Smaller assemblies can avoid the formalities of committing and reporting by considering a matter as if in a committee of the whole, or by considering it informally. Either option opens debate in the manner of the committee of the whole, but the presiding officer retains the chair. In the former case, also called a quasi-committee of the whole, all amendment adoptions are tentative and open debate ends when the assembly adopts a motion other than an amendment. The chair then announces the amendments that were adopted in quasi-committee, which are subject to a confirming vote.
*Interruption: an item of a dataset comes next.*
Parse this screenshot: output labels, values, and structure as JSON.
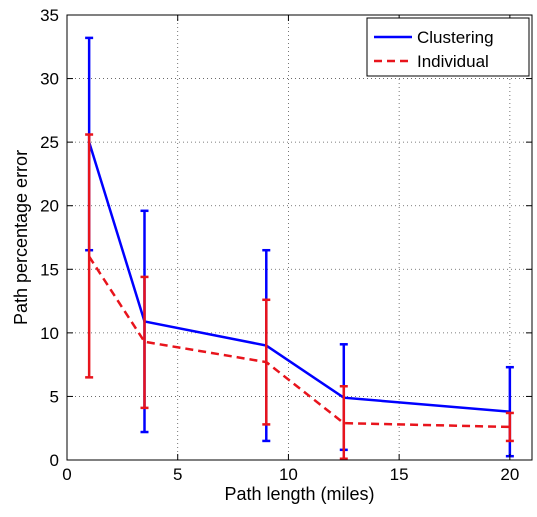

In the latter option, votes are binding on the assembly and any successful motion to dispose of the current main motion ends the informal debate.

Going into a committee of the whole or quasi committee of the whole are alternatives to taking a straw poll (which is not allowed according to Robert's Rules).

The Standard Code of Parliamentary Procedure rejects both the committee of the whole and quasi committee of the whole procedures as being outdated, and instead recommends the motion to consider informally in their place.